One of the professions I used to consider as a child, before I had any real concept of the way the world works, was a scientist. I wasn’t sure what scientists did, beyond a broad idea of learning about the world though close observation. I was too young to see that it would likely conflict with the Fundamentalism in which I was being raised, and I suspect the same is true of many who become scientists and never stop to question the religion in which they were reared. Although religion, as a profession, won out in my case, I was, I recognize now, motivated by a deep and undying desire to know the truth. I still am, although you couldn’t tell that from my career path. In fact, rationally, it is the most important thing to me. What is truth?

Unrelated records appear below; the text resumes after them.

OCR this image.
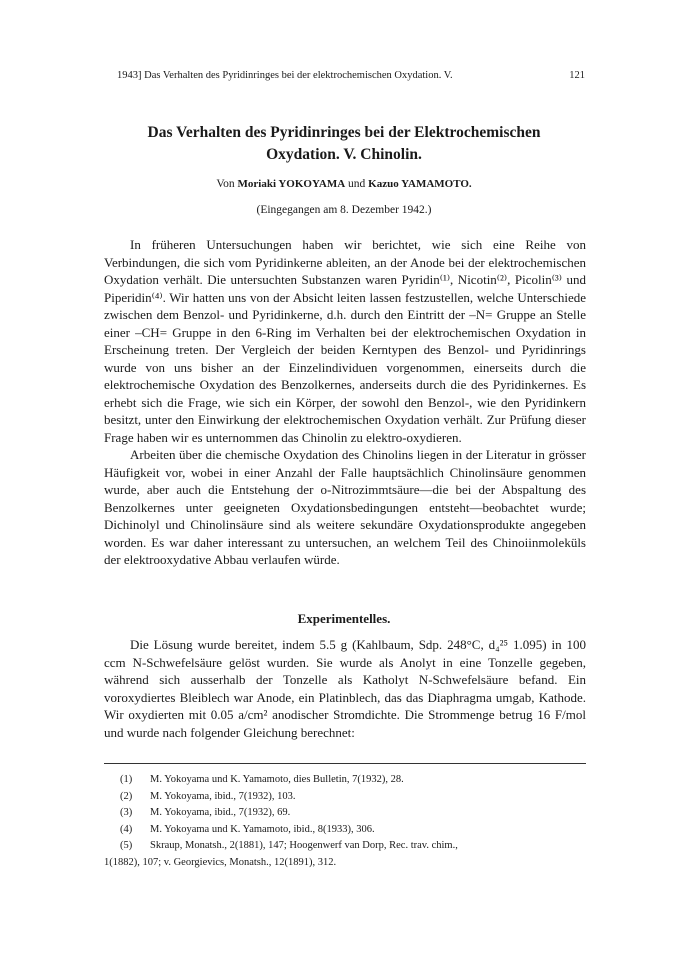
1943] Das Verhalten des Pyridinringes bei der elektrochemischen Oxydation. V.	121
Das Verhalten des Pyridinringes bei der Elektrochemischen
Oxydation. V. Chinolin.
Von Moriaki YOKOYAMA und Kazuo YAMAMOTO.
(Eingegangen am 8. Dezember 1942.)

In früheren Untersuchungen haben wir berichtet, wie sich eine Reihe von Verbindungen, die sich vom Pyridinkerne ableiten, an der Anode bei der elektrochemischen Oxydation verhält. Die untersuchten Substanzen waren Pyridin⁽¹⁾, Nicotin⁽²⁾, Picolin⁽³⁾ und Piperidin⁽⁴⁾. Wir hatten uns von der Absicht leiten lassen festzustellen, welche Unterschiede zwischen dem Benzol- und Pyridinkerne, d.h. durch den Eintritt der –N= Gruppe an Stelle einer –CH= Gruppe in den 6-Ring im Verhalten bei der elektrochemischen Oxydation in Erscheinung treten. Der Vergleich der beiden Kerntypen des Benzol- und Pyridinrings wurde von uns bisher an der Einzelindividuen vorgenommen, einerseits durch die elektrochemische Oxydation des Benzolkernes, anderseits durch die des Pyridinkernes. Es erhebt sich die Frage, wie sich ein Körper, der sowohl den Benzol-, wie den Pyridinkern besitzt, unter den Einwirkung der elektrochemischen Oxydation verhält. Zur Prüfung dieser Frage haben wir es unternommen das Chinolin zu elektro-oxydieren.

Arbeiten über die chemische Oxydation des Chinolins liegen in der Literatur in grösser Häufigkeit vor, wobei in einer Anzahl der Falle hauptsächlich Chinolinsäure genommen wurde, aber auch die Entstehung der o-Nitrozimmtsäure—die bei der Abspaltung des Benzolkernes unter geeigneten Oxydationsbedingungen entsteht—beobachtet wurde; Dichinolyl und Chinolinsäure sind als weitere sekundäre Oxydationsprodukte angegeben worden. Es war daher interessant zu untersuchen, an welchem Teil des Chinoiinmoleküls der elektrooxydative Abbau verlaufen würde.

Experimentelles.

Die Lösung wurde bereitet, indem 5.5 g (Kahlbaum, Sdp. 248°C, d₄²⁵ 1.095) in 100 ccm N-Schwefelsäure gelöst wurden. Sie wurde als Anolyt in eine Tonzelle gegeben, während sich ausserhalb der Tonzelle als Katholyt N-Schwefelsäure befand. Ein voroxydiertes Bleiblech war Anode, ein Platinblech, das das Diaphragma umgab, Kathode. Wir oxydierten mit 0.05 a/cm² anodischer Stromdichte. Die Strommenge betrug 16 F/mol und wurde nach folgender Gleichung berechnet:

(1) M. Yokoyama und K. Yamamoto, dies Bulletin, 7(1932), 28.

(2) M. Yokoyama, ibid., 7(1932), 103.

(3) M. Yokoyama, ibid., 7(1932), 69.

(4) M. Yokoyama und K. Yamamoto, ibid., 8(1933), 306.

(5) Skraup, Monatsh., 2(1881), 147; Hoogenwerf van Dorp, Rec. trav. chim.,

1(1882), 107; v. Georgievics, Monatsh., 12(1891), 312.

Science has become extremely complex. The average citizen can’t afford the kinds of equipment needed to unravel the fabric of reality. A cyclotron wouldn’t fit in my backyard, and, besides, I rent. When I sat outside this morning looking for the Perseid meteor shower, I didn’t see a thing due to the ambient light. Even looking through a telescope, I know I don’t have the calculus to explain the things I see. Given all this, the average person requires a scientist to explain. But scientists are only human. We know that we haven’t evolved to discover the truth. Evolution favors survival, not philosophy. We also know that we don’t perceive everything. Some animals have senses that we humans lack. Still, we suppose through our use of our five—obviously the best—we can come up with an explanation of everything. The truth will be ours! Or will it? Even thinkers of such stature as Richard Dawkins and Stephen Hawking make mistakes. They’re only human. When we idolize them, we make them gods.

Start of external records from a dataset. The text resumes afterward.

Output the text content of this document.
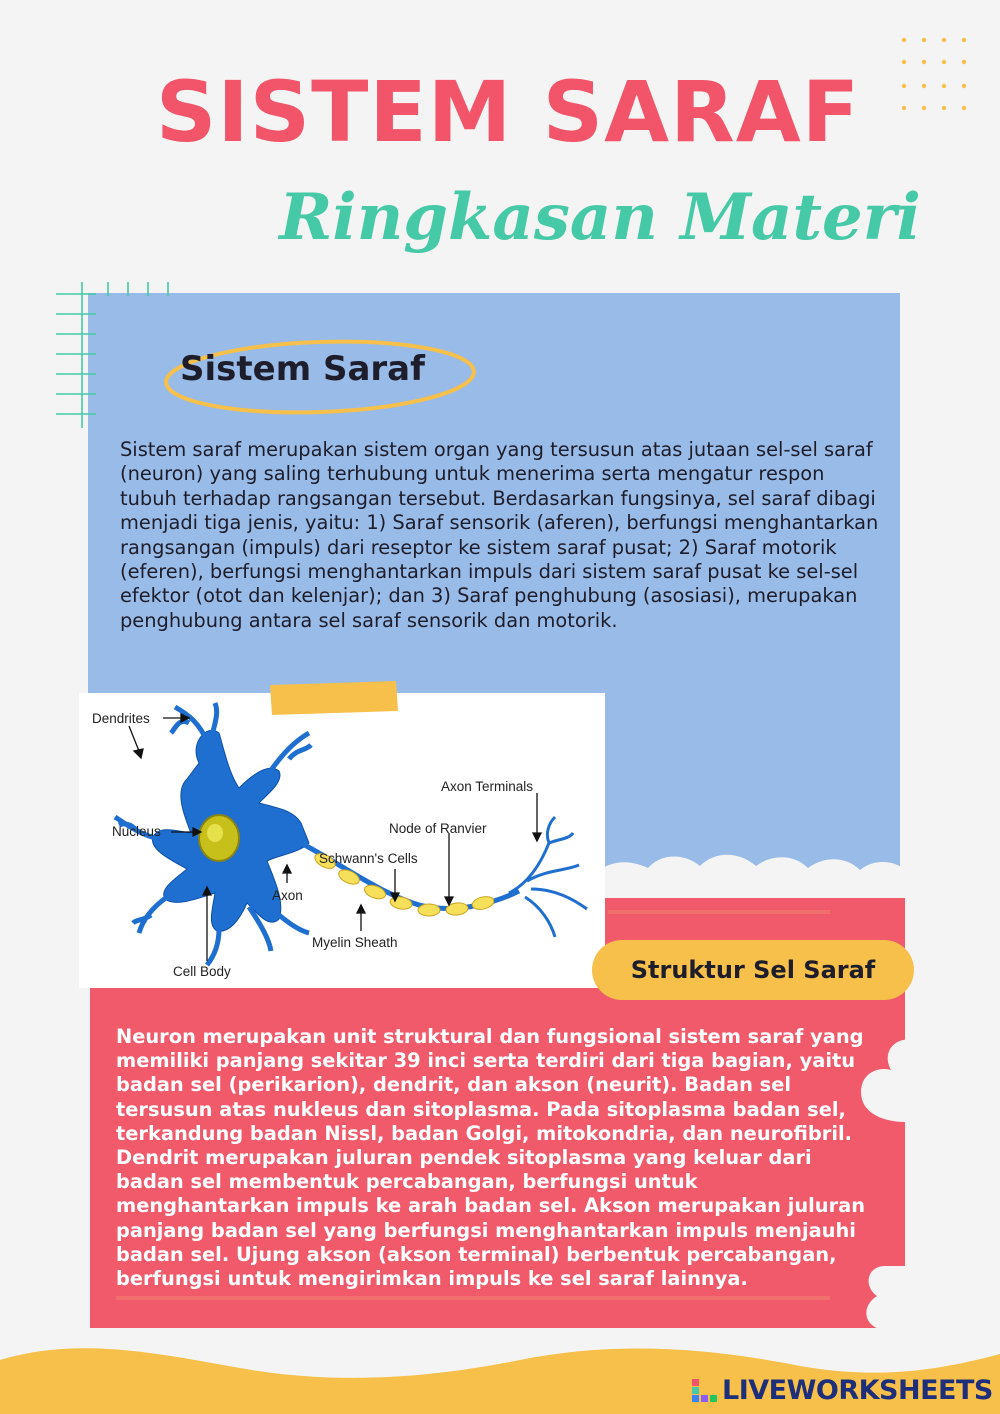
SISTEM SARAF
Ringkasan Materi
Sistem Saraf

Sistem saraf merupakan sistem organ yang tersusun atas jutaan sel-sel saraf (neuron) yang saling terhubung untuk menerima serta mengatur respon tubuh terhadap rangsangan tersebut. Berdasarkan fungsinya, sel saraf dibagi menjadi tiga jenis, yaitu: 1) Saraf sensorik (aferen), berfungsi menghantarkan rangsangan (impuls) dari reseptor ke sistem saraf pusat; 2) Saraf motorik (eferen), berfungsi menghantarkan impuls dari sistem saraf pusat ke sel-sel efektor (otot dan kelenjar); dan 3) Saraf penghubung (asosiasi), merupakan penghubung antara sel saraf sensorik dan motorik.

Dendrites
Nucleus
Axon
Cell Body
Schwann's Cells
Node of Ranvier
Myelin Sheath
Axon Terminals
Struktur Sel Saraf

Neuron merupakan unit struktural dan fungsional sistem saraf yang memiliki panjang sekitar 39 inci serta terdiri dari tiga bagian, yaitu badan sel (perikarion), dendrit, dan akson (neurit). Badan sel tersusun atas nukleus dan sitoplasma. Pada sitoplasma badan sel, terkandung badan Nissl, badan Golgi, mitokondria, dan neurofibril. Dendrit merupakan juluran pendek sitoplasma yang keluar dari badan sel membentuk percabangan, berfungsi untuk menghantarkan impuls ke arah badan sel. Akson merupakan juluran panjang badan sel yang berfungsi menghantarkan impuls menjauhi badan sel. Ujung akson (akson terminal) berbentuk percabangan, berfungsi untuk mengirimkan impuls ke sel saraf lainnya.

LIVEWORKSHEETS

Back in seminary I learned about the three-legged stool. The basis of authority, in the church, rests on three legs (four if you were Methodist): Scripture, Reason, and Tradition. Methodists added Experience. There were checks and balances here. Well, Scripture seems to have fallen out of the running with the Enlightenment, and nones don’t much value Tradition. Experience is subjective, so we’re left with Reason alone. And yet, reason leads to paradoxes such as if the universe is infinite, how can it be expanding? In classical theological terms: can God make a rock so heavy he can’t lift it? Add to that the fact that some neuroscientists are now suggesting that emotion may be the seat of thinking rather than reason and you might begin to wish you had some tradition to guide you. In my experience, I’ve seen, I suppose, my fair share of shooting stars. I sat outside in the predawn hours this morning and saw nothing. Perhaps I should have had a three-legged stool upon which to sit.